Beer Braised Chicken Tacos

These may be the most delicious chicken thighs you ever consume! We adapted this recipe from Sara Deseran’s “Tacolicious: Festive Recipes for Tacos, Snacks, Cocktails, and More“. Slow-cooking them in a deeply fragrant chili sauce produces a rich, complex, and not-too-spicy shredded chicken that’s perfect atop a warm corn tortilla with a slice or two of avocado and a dash of lime juice. With a side of bean or rice (or both), this is truly a perfect meal.
Prep Time30 mins
Cook Time2 hrs 45 mins
Total Time3 hrs 15 mins
Course: Main Course
Cuisine: Mexican
Keyword: beer, chicken, dairy-free, tacos
Servings: 8
Calories: 214kcal
Author: planfulcook


  • 3 ancho chiles stemmed and seeded
  • 2 dried chipotle chiles stemmed and seeded
  • 1/4 cup vegetable oil
  • 3-4 lb boneless, skinless chicken thighs
  • 1 bunch green onion chopped
  • 1 habanero chile stemmed
  • 16 oz favorite beer
  • 1 cup chicken broth low sodium
  • 1 cup diced tomatoes fire roasted
  • 2 tbsp kosher salt
  • 1 tbsp ground cumin
  • 1 tbsp dried oregano
  • 1/4 cup parsnip chopped
  • 1 tbsp minced ginger
  • 16 corn tortillas


  • Preheat your oven to 325 degrees F. 
  • Toast the ancho and chipotle chilies in a dry, heavy skillet over medium heat. Turn the chilies every 30 seconds until you can smell them but before they blacken. Keep an eye on them to ensure they don’t burn. Remove them from the heat and the skillet.
  • Heat the vegetable oil in a Dutch oven or in the heavy skillet over medium-high heat. when the oil is hot, add the chicken thighs a few at a time to brown. It should take a few minutes on each side for the thighs to be ready. Move them to a plate and work in batches to brown all of the chicken. 
  • Add the green onion and habanero to the pan and saute over medium-high heat until the greens are softened. Add the minced ginger and stir together before adding the toasted chiles, beer, chicken broth, tomatoes, salt, cumin, and oregano. Turn the heat down to medium-low and simmer, uncovered, for about 15 minutes. Once the chiles have completely softened, remove the Dutch oven from the heat.
  • Pour the chili mixture into a blender and process until it’s completely smooth. You can leave a little texture if you prefer, but we like ours really smooth. If you have a small blender, you’ll need to process in batches. Pour the pureed sauce into a clean bowl. Once the Dutch oven is completely drained of chili mixture, place the chicken thighs back in, and then pour the pureed sauce evenly over the chicken.
  • Cover the Dutch oven and put it into the warmed oven for 2 hours. Remove the lid and continue to cook for 25 to 30 minutes. You may need to stir the chicken to keep it from sticking to the pot. Once the chicken is tender enough to fall apart from a fork, it’s ready. Remove the pot from the oven and use two forks or tongs to shred the chicken in the sauce.
  • Prepare your corn tortillas about 15 to 20 minutes before the chicken is finished cooking. Add a little oil to a nonstick pan over medium heat. Place 1-2 tortillas into the pan at a time, heating them for 2-3 minutes on each side. Stack the warmed tortillas onto aluminum foil and once you have enough, wrap them tightly and place them in the oven to keep warm.

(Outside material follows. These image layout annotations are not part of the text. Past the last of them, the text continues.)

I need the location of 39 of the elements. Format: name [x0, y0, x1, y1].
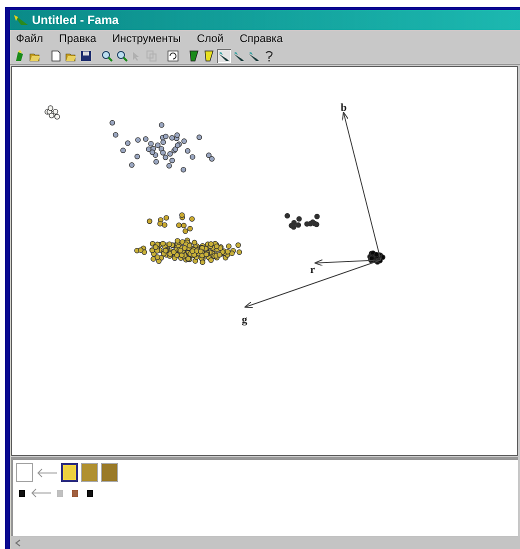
color-swatch[interactable]: [81, 463, 98, 482]
pen-icon: [218, 50, 230, 62]
page-icon: [50, 50, 62, 62]
marker-swatch[interactable]: [72, 490, 78, 496]
zoom-out-tool-button[interactable]: [115, 48, 129, 62]
menu-item[interactable]: Инструменты: [112, 32, 181, 44]
axis-label: r: [310, 264, 316, 276]
menu-item[interactable]: Правка: [59, 32, 96, 44]
color-swatch[interactable]: [16, 463, 33, 482]
menu-item[interactable]: Справка: [240, 32, 283, 44]
refresh-icon: [167, 50, 179, 62]
arrow-icon: [36, 468, 58, 478]
pen-icon: [248, 50, 260, 62]
magnifier-icon: [101, 50, 113, 62]
arrow-icon: [30, 488, 52, 498]
help-icon: [263, 50, 275, 62]
pen-icon: [233, 50, 245, 62]
axis-label: g: [242, 314, 248, 326]
magnifier-icon: [116, 50, 128, 62]
menu-item[interactable]: Слой: [196, 32, 224, 44]
marker-swatch[interactable]: [57, 490, 63, 496]
save-tool-button[interactable]: [79, 48, 93, 62]
marker-swatch[interactable]: [87, 490, 93, 496]
app-icon: [13, 13, 29, 27]
copy-icon: [146, 50, 158, 62]
window-title: Untitled - Fama: [32, 13, 119, 27]
menu-item[interactable]: Файл: [16, 32, 44, 44]
scroll-left-icon[interactable]: [14, 538, 22, 546]
save-icon: [80, 50, 92, 62]
horizontal-scrollbar[interactable]: [10, 536, 520, 549]
new-tool-button[interactable]: [49, 48, 63, 62]
color-swatch[interactable]: [101, 463, 118, 482]
rotate-tool-button[interactable]: [166, 48, 180, 62]
zoom-in-tool-button[interactable]: [100, 48, 114, 62]
color-swatch[interactable]: [61, 463, 78, 482]
pen-tool-button[interactable]: [217, 48, 231, 62]
layer-icon: [14, 50, 26, 62]
marker-swatch[interactable]: [19, 490, 25, 496]
axis-label: b: [340, 102, 347, 114]
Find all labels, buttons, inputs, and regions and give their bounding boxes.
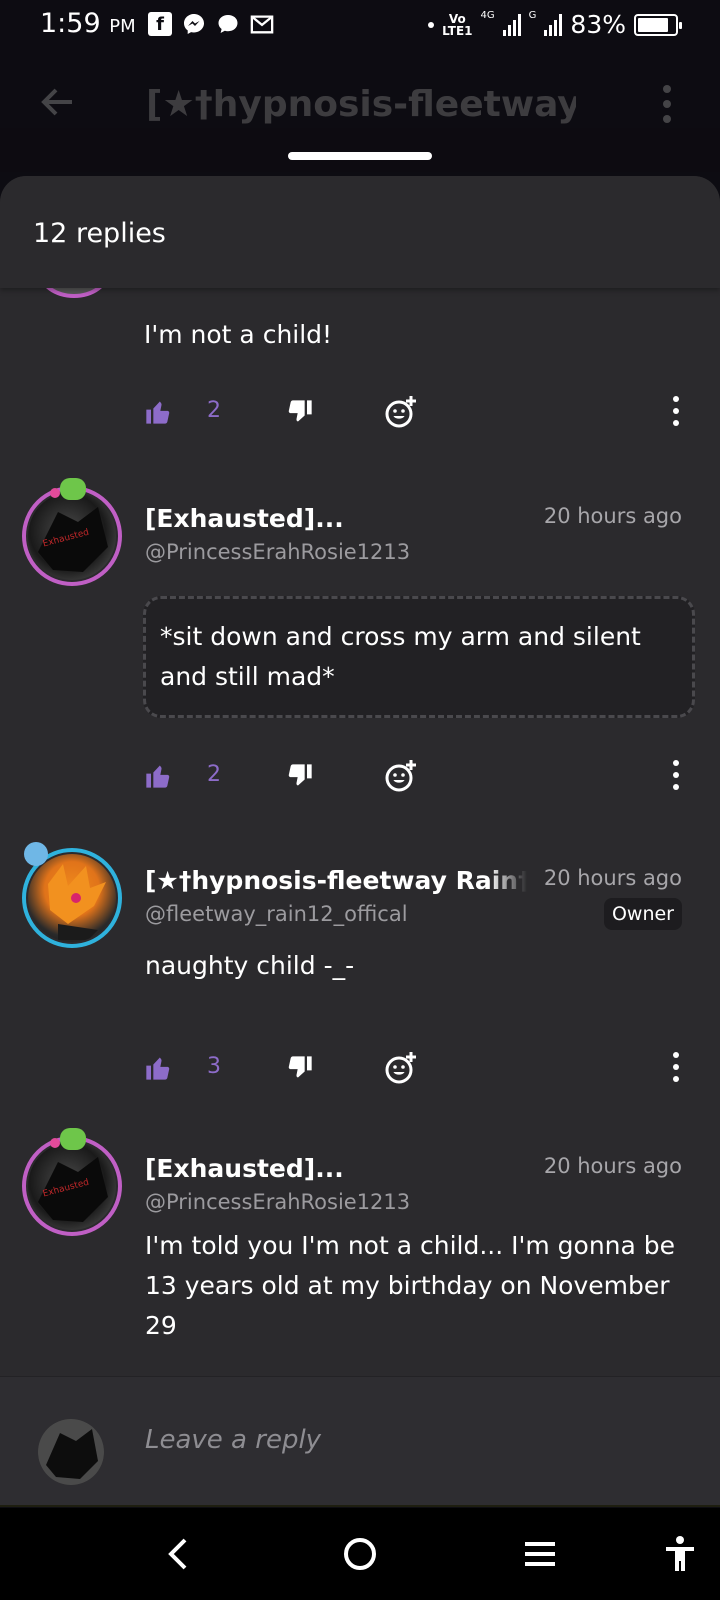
overflow-menu-icon xyxy=(662,84,672,124)
user-handle: @PrincessErahRosie1213 xyxy=(145,1190,411,1214)
reply-divider xyxy=(0,1505,720,1507)
username[interactable]: [Exhausted]... xyxy=(145,1154,344,1183)
more-options-button[interactable] xyxy=(672,396,680,426)
battery-fill xyxy=(638,17,668,32)
avatar[interactable]: Exhausted xyxy=(22,1128,122,1236)
background-title: [★†hypnosis-fleetway Ra xyxy=(146,84,576,125)
frog-badge-icon xyxy=(60,478,86,500)
thumbs-down-icon xyxy=(288,400,312,422)
messenger-icon xyxy=(182,12,206,36)
thumbs-down-icon xyxy=(288,1056,312,1078)
status-time-suffix: PM xyxy=(109,16,136,37)
chat-bubble-icon xyxy=(216,12,240,36)
add-reaction-button[interactable] xyxy=(384,1048,418,1088)
home-circle-icon xyxy=(344,1538,376,1570)
add-reaction-button[interactable] xyxy=(384,756,418,796)
menu-lines-icon xyxy=(525,1542,555,1566)
recents-nav-button[interactable] xyxy=(518,1532,562,1576)
sheet-title: 12 replies xyxy=(33,218,166,249)
add-emoji-icon xyxy=(385,1052,416,1084)
reply-text: *sit down and cross my arm and silent an… xyxy=(160,622,641,691)
thumbs-up-icon xyxy=(146,1057,170,1080)
reply-text: naughty child -_- xyxy=(145,951,355,980)
avatar[interactable]: Exhausted xyxy=(22,478,122,586)
add-emoji-icon xyxy=(385,396,416,428)
my-avatar xyxy=(38,1419,104,1485)
heart-badge-icon xyxy=(50,1138,60,1148)
timestamp: 20 hours ago xyxy=(543,504,682,528)
sheet-header: 12 replies xyxy=(0,176,720,288)
dislike-button[interactable] xyxy=(286,392,314,432)
signal-icon-2 xyxy=(544,13,563,36)
timestamp: 20 hours ago xyxy=(543,866,682,890)
reply-input[interactable]: Leave a reply xyxy=(145,1425,321,1455)
add-emoji-icon xyxy=(385,760,416,792)
thumbs-down-icon xyxy=(288,764,312,786)
accessibility-button[interactable] xyxy=(658,1532,702,1576)
like-button[interactable] xyxy=(144,392,172,432)
status-time-value: 1:59 xyxy=(40,8,101,39)
accessibility-icon xyxy=(666,1536,694,1571)
back-chevron-icon xyxy=(168,1538,187,1570)
home-nav-button[interactable] xyxy=(338,1532,382,1576)
volte-indicator: Vo LTE1 xyxy=(442,13,472,37)
thumbs-up-icon xyxy=(146,401,170,424)
like-button[interactable] xyxy=(144,756,172,796)
status-time: 1:59 PM xyxy=(40,8,136,39)
avatar[interactable] xyxy=(38,288,110,298)
thumbs-up-icon xyxy=(146,765,170,788)
dislike-button[interactable] xyxy=(286,1048,314,1088)
add-reaction-button[interactable] xyxy=(384,392,418,432)
status-right: Vo LTE1 4G G 83% xyxy=(428,10,682,39)
more-options-button[interactable] xyxy=(672,1052,680,1082)
like-count: 3 xyxy=(207,1054,221,1079)
reply-actions: 2 xyxy=(0,392,720,432)
dislike-button[interactable] xyxy=(286,756,314,796)
network-4g-label: 4G xyxy=(480,10,495,21)
sheet-drag-handle[interactable] xyxy=(288,152,432,160)
user-handle: @fleetway_rain12_offical xyxy=(145,902,408,926)
network-g-label: G xyxy=(528,10,537,21)
owner-badge: Owner xyxy=(603,898,682,930)
reply-actions: 2 xyxy=(0,756,720,796)
more-options-button[interactable] xyxy=(672,760,680,790)
reply-composer: Leave a reply xyxy=(0,1376,720,1507)
like-button[interactable] xyxy=(144,1048,172,1088)
ghost-badge-icon xyxy=(24,842,48,866)
lte-label: LTE1 xyxy=(442,23,473,38)
back-nav-button[interactable] xyxy=(156,1532,200,1576)
navigation-bar xyxy=(0,1508,720,1600)
status-dot xyxy=(428,21,435,28)
timestamp: 20 hours ago xyxy=(543,1154,682,1178)
username[interactable]: [Exhausted]... xyxy=(145,504,344,533)
facebook-icon: f xyxy=(148,12,172,36)
reply-actions: 3 xyxy=(0,1048,720,1088)
replies-sheet: 12 replies I'm not a child! 2 Exhausted xyxy=(0,176,720,1506)
notification-icons: f xyxy=(148,12,274,36)
like-count: 2 xyxy=(207,398,221,423)
replies-list[interactable]: I'm not a child! 2 Exhausted [Exhausted]… xyxy=(0,288,720,1388)
volte-label: Vo xyxy=(448,11,466,26)
battery-icon xyxy=(634,13,682,36)
reply-bubble: *sit down and cross my arm and silent an… xyxy=(143,596,695,718)
reply-text: I'm not a child! xyxy=(144,320,333,349)
avatar[interactable] xyxy=(22,842,122,948)
heart-badge-icon xyxy=(50,488,60,498)
like-count: 2 xyxy=(207,762,221,787)
reply-text: I'm told you I'm not a child... I'm gonn… xyxy=(145,1231,676,1340)
frog-badge-icon xyxy=(60,1128,86,1150)
username[interactable]: [★†hypnosis-fleetway Rain†★ xyxy=(145,866,527,895)
signal-icon xyxy=(502,13,521,36)
gmail-icon xyxy=(250,12,274,36)
status-bar: 1:59 PM f Vo LTE1 4G G 83% xyxy=(0,0,720,52)
user-handle: @PrincessErahRosie1213 xyxy=(145,540,411,564)
back-arrow-icon xyxy=(38,82,78,132)
battery-percent: 83% xyxy=(570,10,626,39)
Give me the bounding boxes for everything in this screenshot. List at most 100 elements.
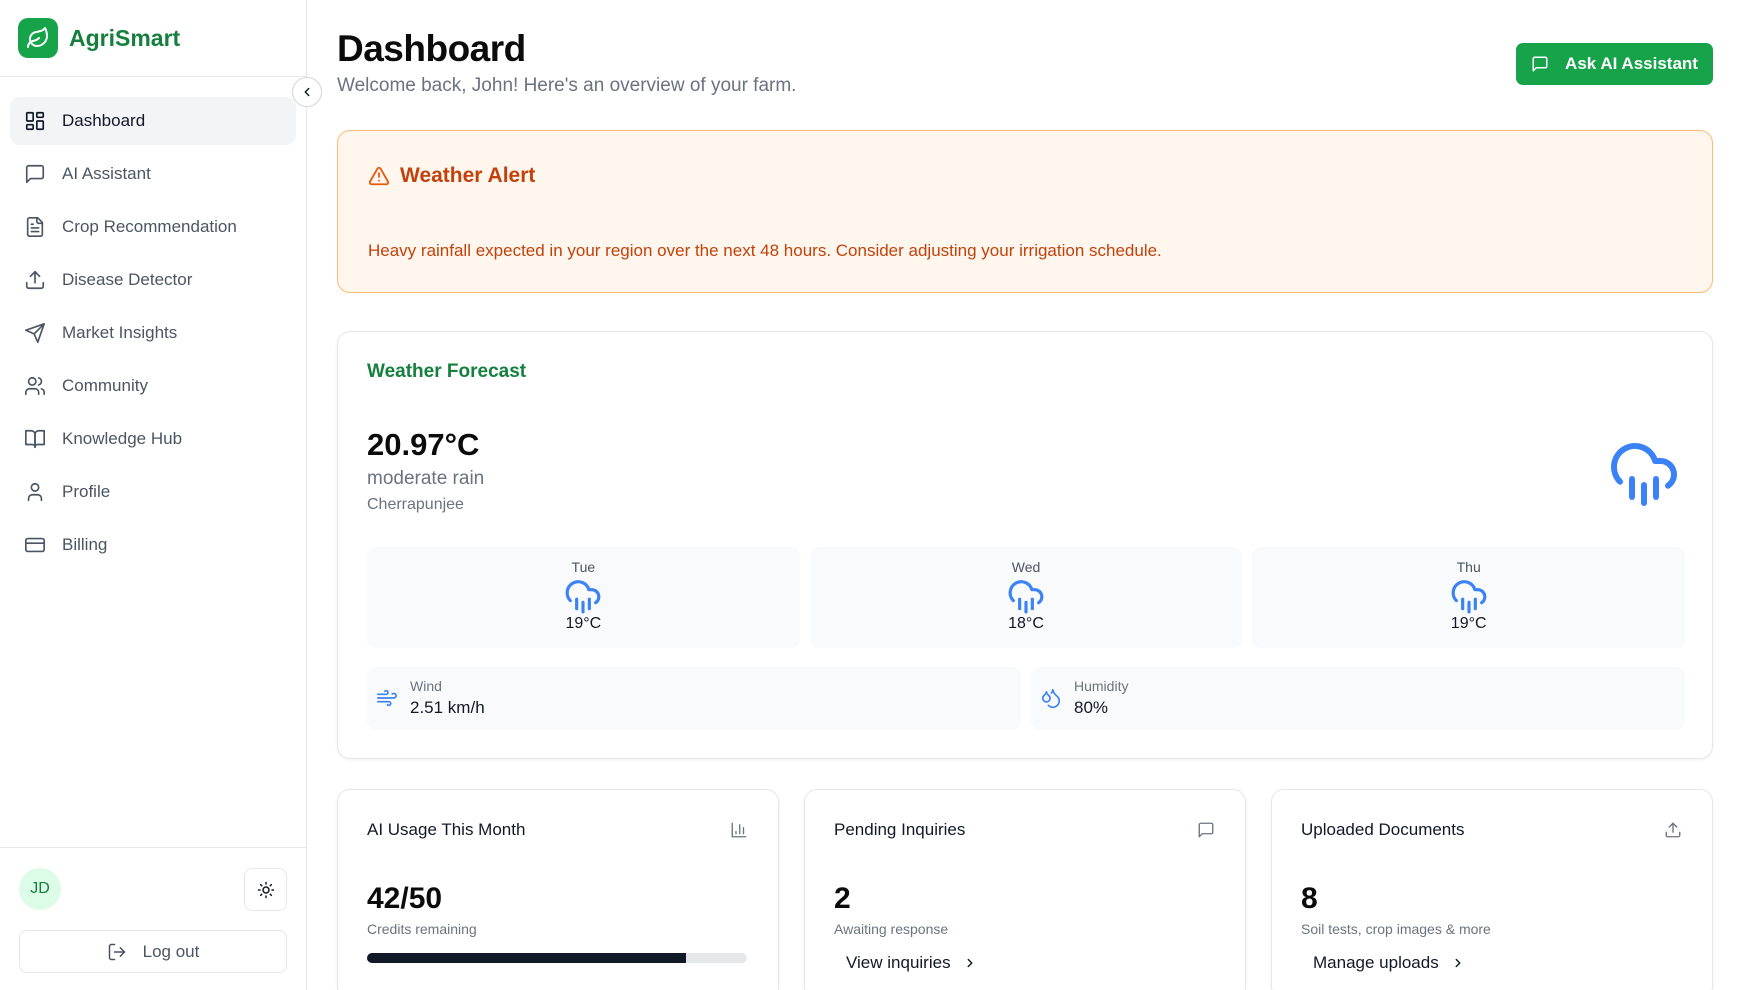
bar-chart-icon xyxy=(731,822,747,838)
sidebar-nav: Dashboard AI Assistant Crop Recommendati… xyxy=(0,77,306,569)
main-content: Dashboard Welcome back, John! Here's an … xyxy=(337,0,1713,990)
sidebar-item-label: Dashboard xyxy=(62,111,146,130)
card-subtitle: Soil tests, crop images & more xyxy=(1301,921,1491,937)
theme-toggle-button[interactable] xyxy=(244,868,287,911)
weather-forecast-card: Weather Forecast 20.97°C moderate rain C… xyxy=(337,331,1713,759)
card-subtitle: Awaiting response xyxy=(834,921,949,937)
sidebar-item-crop-recommendation[interactable]: Crop Recommendation xyxy=(10,203,296,251)
user-icon xyxy=(27,482,43,502)
sidebar-item-label: Profile xyxy=(62,482,111,501)
logout-button[interactable]: Log out xyxy=(19,930,287,973)
sidebar-item-dashboard[interactable]: Dashboard xyxy=(10,97,296,145)
book-open-icon xyxy=(25,429,45,449)
sun-icon xyxy=(257,881,274,898)
weather-metrics: Wind 2.51 km/h Humidity 80% xyxy=(367,667,1685,730)
upload-icon xyxy=(1665,822,1681,838)
manage-uploads-link[interactable]: Manage uploads xyxy=(1313,953,1465,973)
forecast-day: Tue 19°C xyxy=(367,547,800,648)
sidebar-item-billing[interactable]: Billing xyxy=(10,521,296,569)
daily-forecast: Tue 19°C Wed 18°C Thu 19°C xyxy=(367,547,1686,648)
ask-ai-assistant-button[interactable]: Ask AI Assistant xyxy=(1516,43,1713,85)
forecast-day: Wed 18°C xyxy=(809,547,1243,648)
sidebar-item-label: Knowledge Hub xyxy=(62,429,183,448)
sidebar-item-market-insights[interactable]: Market Insights xyxy=(10,309,296,357)
sidebar-item-label: Market Insights xyxy=(62,323,178,342)
alert-message: Heavy rainfall expected in your region o… xyxy=(368,241,1162,260)
logout-label: Log out xyxy=(142,941,200,961)
sidebar-item-community[interactable]: Community xyxy=(10,362,296,410)
link-label: View inquiries xyxy=(846,953,951,972)
brand-name: AgriSmart xyxy=(69,24,181,51)
day-name: Tue xyxy=(571,559,596,575)
card-value: 2 xyxy=(834,882,851,915)
usage-progress-bar xyxy=(367,953,747,963)
credit-card-icon xyxy=(25,537,45,553)
forecast-day: Thu 19°C xyxy=(1252,547,1686,648)
sidebar-item-disease-detector[interactable]: Disease Detector xyxy=(10,256,296,304)
humidity-label: Humidity xyxy=(1074,678,1129,694)
humidity-metric: Humidity 80% xyxy=(1031,667,1685,730)
sidebar-item-label: Billing xyxy=(62,535,108,554)
day-name: Thu xyxy=(1456,559,1481,575)
sidebar: AgriSmart Dashboard AI Assistant Crop Re… xyxy=(0,0,322,990)
users-icon xyxy=(25,376,45,396)
sidebar-footer: JD Log out xyxy=(0,847,306,990)
message-square-icon xyxy=(1532,56,1548,72)
humidity-value: 80% xyxy=(1074,698,1109,717)
card-title: Uploaded Documents xyxy=(1301,820,1465,839)
card-subtitle: Credits remaining xyxy=(367,921,477,937)
upload-icon xyxy=(25,270,45,290)
droplets-icon xyxy=(1041,688,1061,708)
day-temperature: 19°C xyxy=(1450,615,1487,632)
weather-location: Cherrapunjee xyxy=(367,496,464,513)
stats-cards: AI Usage This Month 42/50 Credits remain… xyxy=(337,789,1713,990)
send-icon xyxy=(25,323,45,343)
wind-metric: Wind 2.51 km/h xyxy=(367,667,1021,730)
chevron-right-icon xyxy=(1455,958,1461,968)
page-subtitle: Welcome back, John! Here's an overview o… xyxy=(337,75,797,96)
brand[interactable]: AgriSmart xyxy=(0,0,306,77)
sidebar-item-label: AI Assistant xyxy=(62,164,151,183)
sidebar-item-label: Disease Detector xyxy=(62,270,193,289)
warning-triangle-icon xyxy=(368,166,390,186)
link-label: Manage uploads xyxy=(1313,953,1439,972)
file-text-icon xyxy=(26,217,44,237)
sidebar-item-knowledge-hub[interactable]: Knowledge Hub xyxy=(10,415,296,463)
avatar[interactable]: JD xyxy=(19,868,61,910)
view-inquiries-link[interactable]: View inquiries xyxy=(846,953,977,973)
sidebar-item-ai-assistant[interactable]: AI Assistant xyxy=(10,150,296,198)
layout-grid-icon xyxy=(25,111,45,131)
page-title: Dashboard xyxy=(337,28,526,69)
day-temperature: 19°C xyxy=(565,615,602,632)
usage-progress-fill xyxy=(367,953,687,963)
weather-condition: moderate rain xyxy=(367,468,485,489)
weather-alert: Weather Alert Heavy rainfall expected in… xyxy=(337,130,1713,293)
sidebar-item-label: Crop Recommendation xyxy=(62,217,237,236)
alert-title: Weather Alert xyxy=(400,164,536,187)
day-temperature: 18°C xyxy=(1008,615,1044,632)
uploaded-documents-card: Uploaded Documents 8 Soil tests, crop im… xyxy=(1271,789,1713,990)
message-square-icon xyxy=(1198,822,1214,838)
cloud-rain-icon xyxy=(565,580,601,614)
chevron-right-icon xyxy=(967,958,973,968)
leaf-icon xyxy=(18,18,58,58)
cloud-rain-icon xyxy=(1008,580,1044,614)
cloud-rain-icon xyxy=(1611,443,1677,506)
wind-value: 2.51 km/h xyxy=(410,698,485,717)
chevron-left-icon xyxy=(304,87,310,97)
cloud-rain-icon xyxy=(1451,580,1487,614)
log-out-icon xyxy=(108,943,125,960)
day-name: Wed xyxy=(1011,559,1041,575)
alert-header: Weather Alert xyxy=(368,164,535,188)
ask-button-label: Ask AI Assistant xyxy=(1565,54,1698,73)
card-value: 42/50 xyxy=(367,882,443,915)
sidebar-item-profile[interactable]: Profile xyxy=(10,468,296,516)
card-title: AI Usage This Month xyxy=(367,820,526,839)
wind-icon xyxy=(377,689,397,707)
card-title: Pending Inquiries xyxy=(834,820,966,839)
pending-inquiries-card: Pending Inquiries 2 Awaiting response Vi… xyxy=(804,789,1246,990)
forecast-title: Weather Forecast xyxy=(367,361,527,382)
sidebar-item-label: Community xyxy=(62,376,148,395)
ai-usage-card: AI Usage This Month 42/50 Credits remain… xyxy=(337,789,779,990)
collapse-sidebar-button[interactable] xyxy=(292,77,322,107)
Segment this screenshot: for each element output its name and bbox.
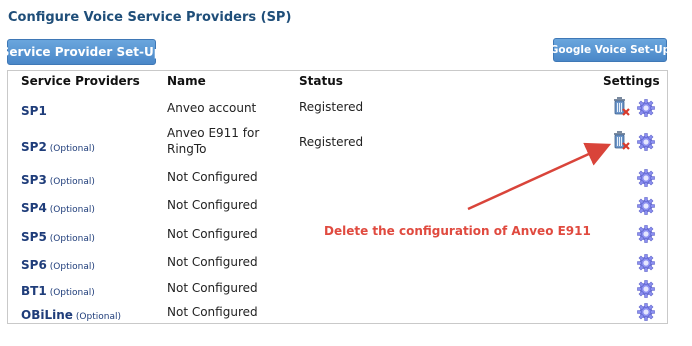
page-title: Configure Voice Service Providers (SP): [8, 10, 292, 25]
sp-label: BT1: [21, 284, 47, 298]
gear-icon[interactable]: [637, 254, 655, 272]
table-row: SP1 Anveo account Registered: [8, 96, 667, 121]
header-service-providers: Service Providers: [21, 74, 140, 88]
header-status: Status: [299, 74, 343, 88]
service-provider-setup-button[interactable]: Service Provider Set-Up: [1, 39, 162, 65]
sp-label: SP2: [21, 140, 47, 154]
sp-name-value: Anveo E911 for RingTo: [167, 126, 260, 156]
optional-label: (Optional): [49, 262, 95, 272]
table-row: OBiLine (Optional) Not Configured: [8, 303, 667, 323]
table-row: SP4 (Optional) Not Configured: [8, 196, 667, 218]
google-voice-setup-button[interactable]: Google Voice Set-Up: [550, 38, 670, 62]
table-header: Service Providers Name Status Settings: [8, 71, 667, 92]
gear-icon[interactable]: [637, 133, 655, 151]
optional-label: (Optional): [75, 312, 121, 322]
sp-label: SP3: [21, 173, 47, 187]
sp-label: SP6: [21, 258, 47, 272]
sp-name-value: Not Configured: [167, 281, 258, 295]
gear-icon[interactable]: [637, 169, 655, 187]
gear-icon[interactable]: [637, 99, 655, 117]
sp-label: SP5: [21, 230, 47, 244]
trash-delete-icon[interactable]: [612, 130, 630, 150]
table-row: SP2 (Optional) Anveo E911 for RingTo Regi…: [8, 124, 667, 160]
table-row: SP3 (Optional) Not Configured: [8, 168, 667, 190]
annotation-text: Delete the configuration of Anveo E911: [324, 224, 591, 238]
sp-status-value: Registered: [299, 100, 364, 114]
sp-label: SP4: [21, 201, 47, 215]
sp-name-value: Anveo account: [167, 101, 257, 115]
table-row: BT1 (Optional) Not Configured: [8, 279, 667, 301]
optional-label: (Optional): [49, 177, 95, 187]
sp-name-value: Not Configured: [167, 255, 258, 269]
header-name: Name: [167, 74, 206, 88]
optional-label: (Optional): [49, 205, 95, 215]
sp-label: OBiLine: [21, 308, 73, 322]
sp-name-value: Not Configured: [167, 170, 258, 184]
gear-icon[interactable]: [637, 225, 655, 243]
gear-icon[interactable]: [637, 280, 655, 298]
sp-name-value: Not Configured: [167, 198, 258, 212]
gear-icon[interactable]: [637, 303, 655, 321]
sp-label: SP1: [21, 104, 47, 118]
header-settings: Settings: [603, 74, 660, 88]
gear-icon[interactable]: [637, 197, 655, 215]
sp-name-value: Not Configured: [167, 305, 258, 319]
service-providers-table: Service Providers Name Status Settings S…: [7, 70, 668, 324]
optional-label: (Optional): [49, 234, 95, 244]
trash-delete-icon[interactable]: [612, 96, 630, 116]
sp-name-value: Not Configured: [167, 227, 258, 241]
optional-label: (Optional): [49, 288, 95, 298]
optional-label: (Optional): [49, 144, 95, 154]
sp-status-value: Registered: [299, 135, 364, 149]
table-row: SP6 (Optional) Not Configured: [8, 253, 667, 275]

  • If you don’t have dried chipotle chiles, you can replace with chipotle pepper adobo (with roasted tomato). Use a teaspoon of the sauce to replace each dried chipotle.
  • Leave the habanero whole; it adds a nice kick as-is, and unless you want a really spicy dish, it doesn’t need to be sliced.
  • We made these changes to the original recipe:
    • 3 cloves garlic replaced with 1/4 cup chopped parsnip and 1 tablespoon minced garlic.
    • 1 yellow onion, chopped replaced with a bunch of green onions. We chopped the greens and tossed the white bases (a low-FODMAP friendly option).
    • 12-ounce can of your favorite beer plus 1 shot (1 1/2 ounces) of your favorite tequila replaced with 16 ounces of beer. We don’t have tequila on-hand, and the recipe was still amazing without it.
    • Dried Mexican oregano replaced with standard oregano. We’ve tried both; if you can’t find Mexican, we promise that standard oregano works great, too.